Abstract

Garden warblers breeding in central Europe and wintering in tropical and southern Africa show characteristic changes in flight direction during their fall migration: they initially leave their breeding grounds in a southwest direction but then change to S or SSE in southern Spain or northern Africa. Since it had been demonstrated in previous studies that several features of this species' migratory activity are dependent on endogenous timing processes, the hypothesis was proposed that the changes in migratory direction are also endogenously controlled. To test this hypothesis a total of 59 garden warblers were handraised and subsequently kept under constant temperature and photoperiodic conditions throughout the fall migratory season. At regular intervals the birds were moved to circular orientation cages in which they were tested for directional preferences in their nocturnal migratory restlessness.

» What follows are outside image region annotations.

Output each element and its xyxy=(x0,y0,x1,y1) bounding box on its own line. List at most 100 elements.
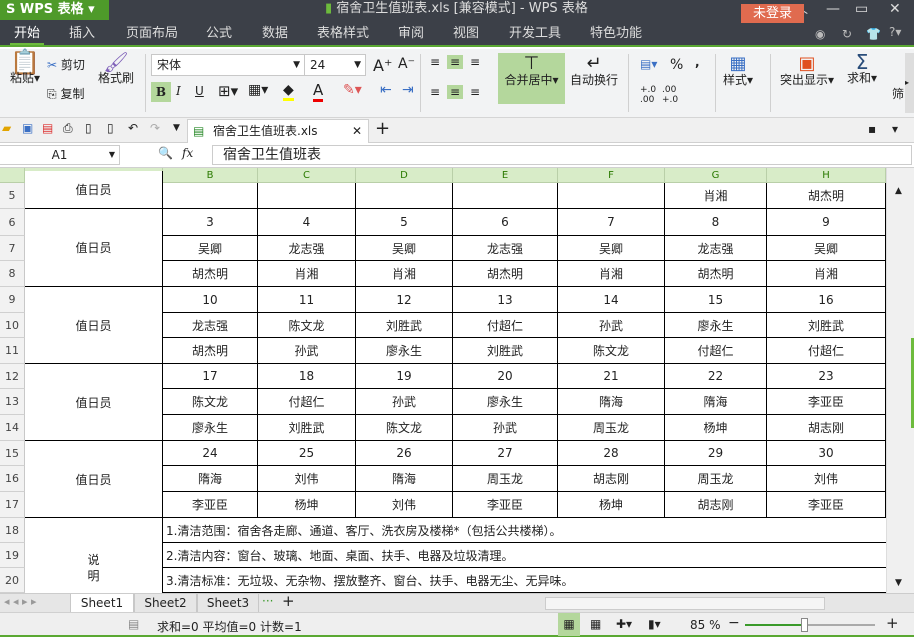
cut-button[interactable]: ✂ 剪切 xyxy=(47,57,85,73)
page-break-view-icon[interactable]: ▦ xyxy=(590,617,601,631)
layout-icon[interactable]: ▪ xyxy=(868,122,876,136)
cell[interactable]: 23 xyxy=(767,364,886,389)
cell[interactable]: 6 xyxy=(453,209,558,236)
reading-mode-icon[interactable]: ✚▾ xyxy=(616,617,632,631)
increase-indent-icon[interactable]: ⇥ xyxy=(402,82,414,98)
sheet-tab[interactable]: Sheet1 xyxy=(70,594,134,613)
cell[interactable]: 10 xyxy=(163,287,258,313)
cell-style-icon[interactable]: ▦▾ xyxy=(248,82,268,98)
cell[interactable]: 周玉龙 xyxy=(558,415,665,441)
cell[interactable]: 龙志强 xyxy=(665,236,767,261)
cell[interactable]: 30 xyxy=(767,441,886,466)
cell[interactable]: 值日员 xyxy=(25,209,163,287)
cell[interactable] xyxy=(453,183,558,209)
shirt-icon[interactable]: 👕 xyxy=(866,27,881,41)
cell[interactable]: 杨坤 xyxy=(558,492,665,518)
decrease-indent-icon[interactable]: ⇤ xyxy=(380,82,392,98)
align-center-icon[interactable]: ≡ xyxy=(447,85,464,99)
cell[interactable]: 24 xyxy=(163,441,258,466)
cell[interactable]: 肖湘 xyxy=(258,261,356,287)
cell[interactable]: 值日员 xyxy=(25,171,163,209)
minimize-button[interactable]: — xyxy=(826,0,840,18)
row-header[interactable]: 6 xyxy=(0,209,25,236)
cell[interactable]: 16 xyxy=(767,287,886,313)
underline-button[interactable]: U xyxy=(195,84,204,98)
save-icon[interactable]: ▣ xyxy=(22,121,33,135)
decrease-font-icon[interactable]: A⁻ xyxy=(398,56,415,72)
function-button[interactable]: fx xyxy=(182,146,193,160)
italic-button[interactable]: I xyxy=(176,84,181,98)
cell[interactable]: 隋海 xyxy=(558,389,665,415)
font-name-select[interactable]: 宋体 ▼ xyxy=(151,54,305,76)
cell[interactable]: 吴卿 xyxy=(163,236,258,261)
tab-menu-icon[interactable]: ▾ xyxy=(892,122,898,136)
skin-icon[interactable]: ◉ xyxy=(815,27,825,41)
row-header[interactable]: 5 xyxy=(0,183,25,209)
cell[interactable]: 值日员 xyxy=(25,441,163,518)
cell[interactable]: 孙武 xyxy=(453,415,558,441)
menu-tab[interactable]: 数据 xyxy=(258,20,292,45)
row-header[interactable]: 8 xyxy=(0,261,25,287)
sheet-tab[interactable]: Sheet2 xyxy=(134,594,197,613)
number-format-icon[interactable]: ▤▾ xyxy=(640,57,657,71)
menu-tab[interactable]: 特色功能 xyxy=(586,20,646,45)
merge-center-button[interactable]: ⊤ 合并居中▾ xyxy=(498,53,565,104)
menu-tab[interactable]: 插入 xyxy=(65,20,99,45)
cell[interactable]: 胡杰明 xyxy=(453,261,558,287)
cell[interactable]: 肖湘 xyxy=(558,261,665,287)
cell[interactable]: 9 xyxy=(767,209,886,236)
cell[interactable]: 值日员 xyxy=(25,287,163,364)
feedback-icon[interactable]: ↻ xyxy=(842,27,852,41)
wrap-text-button[interactable]: ↵ 自动换行 xyxy=(570,55,618,88)
normal-view-icon[interactable]: ▦ xyxy=(558,613,580,636)
cell[interactable]: 胡志刚 xyxy=(665,492,767,518)
row-header[interactable]: 7 xyxy=(0,236,25,261)
paste-button[interactable]: 📋 粘贴▾ xyxy=(5,50,45,86)
cell[interactable]: 龙志强 xyxy=(163,313,258,338)
row-header[interactable]: 11 xyxy=(0,338,25,364)
cell[interactable]: 李亚臣 xyxy=(767,492,886,518)
notes-label-cell[interactable]: 说 明 xyxy=(25,518,163,593)
cell[interactable] xyxy=(258,183,356,209)
preview-icon[interactable]: ▯ xyxy=(107,121,114,135)
ribbon-scroll-right[interactable]: ▸ xyxy=(905,53,914,113)
column-header[interactable]: B xyxy=(163,168,258,183)
cell[interactable]: 22 xyxy=(665,364,767,389)
open-icon[interactable]: ▰ xyxy=(2,121,11,135)
cell[interactable]: 肖湘 xyxy=(665,183,767,209)
font-color-icon[interactable]: A xyxy=(313,81,324,102)
cell[interactable]: 12 xyxy=(356,287,453,313)
comma-button[interactable]: , xyxy=(695,55,700,69)
cell[interactable]: 付超仁 xyxy=(767,338,886,364)
pdf-icon[interactable]: ▤ xyxy=(42,121,53,135)
cell[interactable]: 29 xyxy=(665,441,767,466)
cell[interactable]: 廖永生 xyxy=(356,338,453,364)
conditional-format-button[interactable]: ▣ 突出显示▾ xyxy=(780,55,834,88)
column-header[interactable]: G xyxy=(665,168,767,183)
cell[interactable]: 3.清洁标准：无垃圾、无杂物、摆放整齐、窗台、扶手、电器无尘、无异味。 xyxy=(163,568,886,593)
cell[interactable]: 孙武 xyxy=(558,313,665,338)
cell[interactable]: 值日员 xyxy=(25,364,163,441)
copy-button[interactable]: ⎘ 复制 xyxy=(47,86,84,102)
cell[interactable]: 17 xyxy=(163,364,258,389)
cell[interactable]: 25 xyxy=(258,441,356,466)
print-icon[interactable]: ⎙ xyxy=(63,121,73,136)
column-header[interactable]: F xyxy=(558,168,665,183)
app-menu-button[interactable]: ꓢ WPS 表格 ▾ xyxy=(0,0,109,20)
menu-tab[interactable]: 表格样式 xyxy=(313,20,373,45)
cell[interactable]: 陈文龙 xyxy=(163,389,258,415)
cell[interactable]: 胡志刚 xyxy=(767,415,886,441)
cell[interactable]: 廖永生 xyxy=(453,389,558,415)
undo-icon[interactable]: ↶ xyxy=(128,121,138,135)
align-bottom-icon[interactable]: ≡ xyxy=(470,55,480,69)
cell[interactable]: 陈文龙 xyxy=(258,313,356,338)
cell[interactable]: 13 xyxy=(453,287,558,313)
border-icon[interactable]: ⊞▾ xyxy=(218,82,238,100)
sum-button[interactable]: Σ 求和▾ xyxy=(847,52,877,86)
cell[interactable]: 付超仁 xyxy=(665,338,767,364)
bold-button[interactable]: B xyxy=(151,82,171,102)
cell[interactable]: 胡杰明 xyxy=(767,183,886,209)
cell[interactable]: 4 xyxy=(258,209,356,236)
column-header[interactable]: C xyxy=(258,168,356,183)
cell[interactable]: 隋海 xyxy=(665,389,767,415)
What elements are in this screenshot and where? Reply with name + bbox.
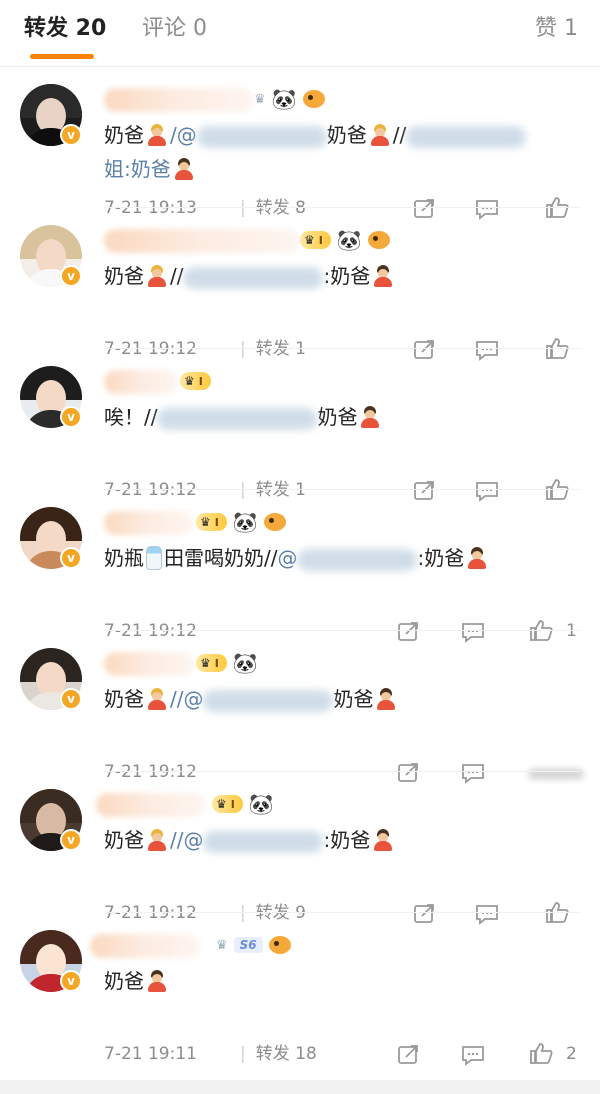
verified-badge-icon: v [60,970,82,992]
user-badges: ♛ I 🐼 [196,509,286,535]
dad-emoji-icon [146,970,168,992]
member-badge: ♛ I [300,231,331,249]
member-badge: ♛ I [196,513,227,531]
dad-emoji-icon [466,547,488,569]
comment-icon[interactable] [460,1044,486,1066]
panda-icon: 🐼 [271,87,297,111]
mention-blurred [297,548,418,571]
dad-emoji-icon [146,124,168,146]
dad-emoji-icon [372,265,394,287]
verified-badge-icon: v [60,124,82,146]
mention-blurred [406,125,527,148]
repost-content: 奶爸//@ 奶爸 [104,682,584,716]
username-blurred[interactable] [104,652,194,676]
list-item[interactable]: v ♛ I 🐼 奶爸//:奶爸 7-21 19:12 | 转发 1 [0,209,600,361]
list-item[interactable]: v ♛ I 🐼 奶瓶 田雷喝奶奶//@:奶爸 7-21 19:12 1 [0,491,600,643]
verified-badge-icon: v [60,547,82,569]
dad-emoji-icon [146,829,168,851]
panda-icon: 🐼 [232,510,258,534]
repost-content: 唉！//奶爸 [104,400,584,434]
tab-comment[interactable]: 评论 0 [142,14,207,44]
verified-badge-icon: v [60,829,82,851]
panda-icon: 🐼 [336,228,362,252]
fish-icon [263,513,286,531]
panda-icon: 🐼 [232,651,258,675]
tab-like[interactable]: 赞 1 [535,14,578,44]
bottom-bar [0,1080,600,1094]
dad-emoji-icon [173,158,195,180]
mention-blurred [183,266,324,289]
timestamp: 7-21 19:11 [104,1044,197,1064]
fish-icon [268,936,291,954]
tab-bar: 转发 20 评论 0 赞 1 [0,0,600,67]
mention-blurred [157,407,318,430]
repost-count[interactable]: | 转发 18 [240,1044,317,1064]
member-badge: ♛ I [196,654,227,672]
username-blurred[interactable] [90,934,200,958]
repost-content: 奶爸//@:奶爸 [104,823,584,857]
level-badge: S6 [233,937,263,953]
username-blurred[interactable] [104,370,178,394]
repost-content: 奶爸/@ 奶爸// 姐:奶爸 [104,118,584,186]
like-count: 2 [566,1044,577,1064]
dad-emoji-icon [359,406,381,428]
panda-icon: 🐼 [248,792,274,816]
dad-emoji-icon [375,688,397,710]
fish-icon [302,90,325,108]
share-icon[interactable] [396,1044,422,1066]
list-item[interactable]: v ♛ I 🐼 奶爸//@:奶爸 7-21 19:12 | 转发 9 [0,773,600,925]
mention-blurred [196,125,327,148]
username-blurred[interactable] [96,793,206,817]
user-badges: ♛ I 🐼 [196,650,258,676]
user-badges: ♛ I [180,368,211,394]
svip-icon: ♛ [216,937,228,953]
list-item[interactable]: v ♛ S6 奶爸 7-21 19:11 | 转发 18 2 [0,914,600,1066]
user-badges: ♛ 🐼 [254,86,325,112]
mention-blurred [203,689,334,712]
baby-bottle-icon [146,546,162,570]
list-item[interactable]: v ♛ I 唉！//奶爸 7-21 19:12 | 转发 1 [0,350,600,502]
thumbs-up-icon[interactable] [528,1042,554,1064]
tab-repost[interactable]: 转发 20 [24,14,106,44]
verified-badge-icon: v [60,406,82,428]
list-item[interactable]: v ♛ 🐼 奶爸/@ 奶爸// 姐:奶爸 7-21 19:13 | 转发 8 [0,68,600,220]
username-blurred[interactable] [104,229,300,253]
user-badges: ♛ I 🐼 [212,791,274,817]
repost-content: 奶爸 [104,964,584,998]
verified-badge-icon: v [60,265,82,287]
dad-emoji-icon [372,829,394,851]
dad-emoji-icon [146,688,168,710]
repost-content: 奶瓶 田雷喝奶奶//@:奶爸 [104,541,584,575]
username-blurred[interactable] [104,511,194,535]
dad-emoji-icon [369,124,391,146]
verified-badge-icon: v [60,688,82,710]
user-badges: ♛ I 🐼 [300,227,390,253]
dad-emoji-icon [146,265,168,287]
repost-content: 奶爸//:奶爸 [104,259,584,293]
username-blurred[interactable] [104,88,254,112]
list-item[interactable]: v ♛ I 🐼 奶爸//@ 奶爸 7-21 19:12 [0,632,600,784]
member-badge: ♛ I [180,372,211,390]
active-tab-indicator [30,54,94,59]
mention-blurred [203,830,324,853]
member-badge: ♛ I [212,795,243,813]
user-badges: ♛ S6 [216,932,291,958]
fish-icon [367,231,390,249]
crown-mini-icon: ♛ [254,91,266,107]
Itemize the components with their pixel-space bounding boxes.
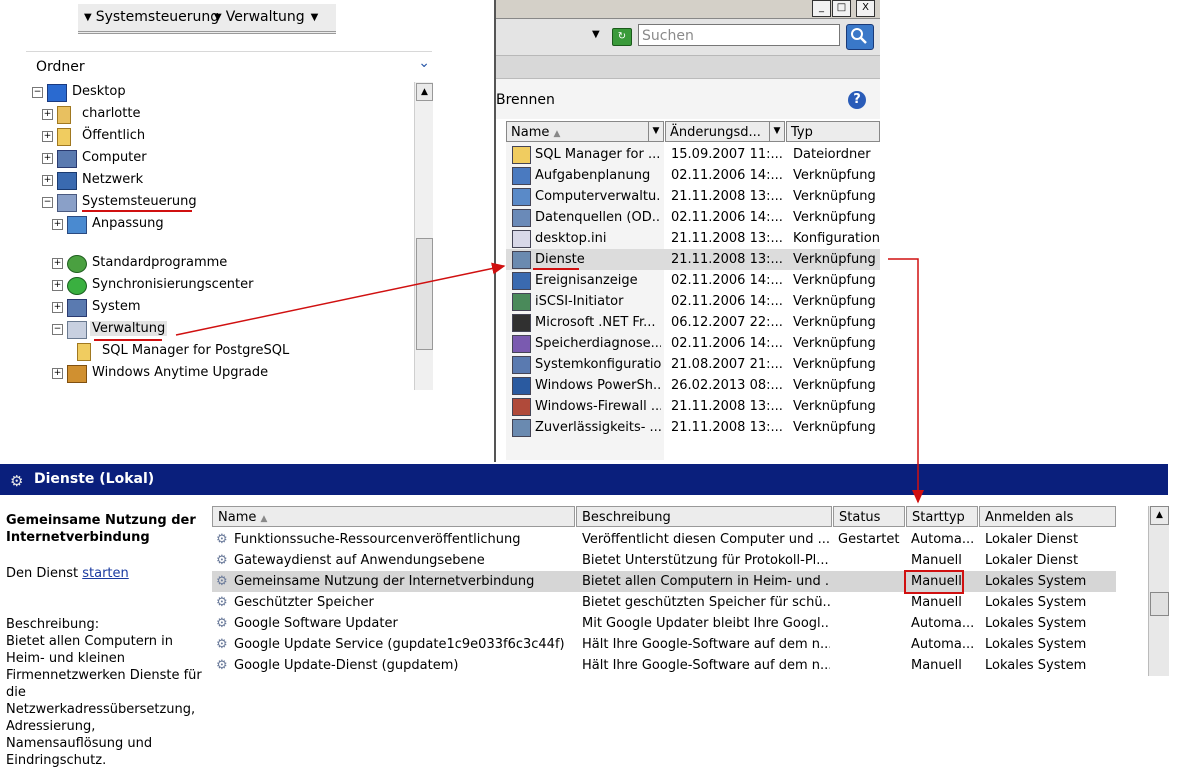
annotation-arrows: [175, 258, 924, 504]
arrow-verwaltung-to-dienste: [175, 262, 506, 336]
arrow-dienste-to-starttyp: [888, 258, 924, 504]
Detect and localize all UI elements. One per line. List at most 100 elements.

In these orientation cages the birds had no view of the sky, but were exposed to the local magnetic field of the earth. The analysis of data from 404 nights in which birds showed migratory restlessness revealed a significant concentration of the mean directions in the southern sector of the cage. Moreover the birds showed a counterclockwise shift in the preferred direction from SW or SSW to S or SSE, corresponding with the directional shift in freeliving garden warbler migration. These results suggest that the changes in migratory direction occurring in this species are due, at least in part, to spontaneous endogenous changes in the preferred direction relative to external orienting cues, probably of the earth's magnetic field.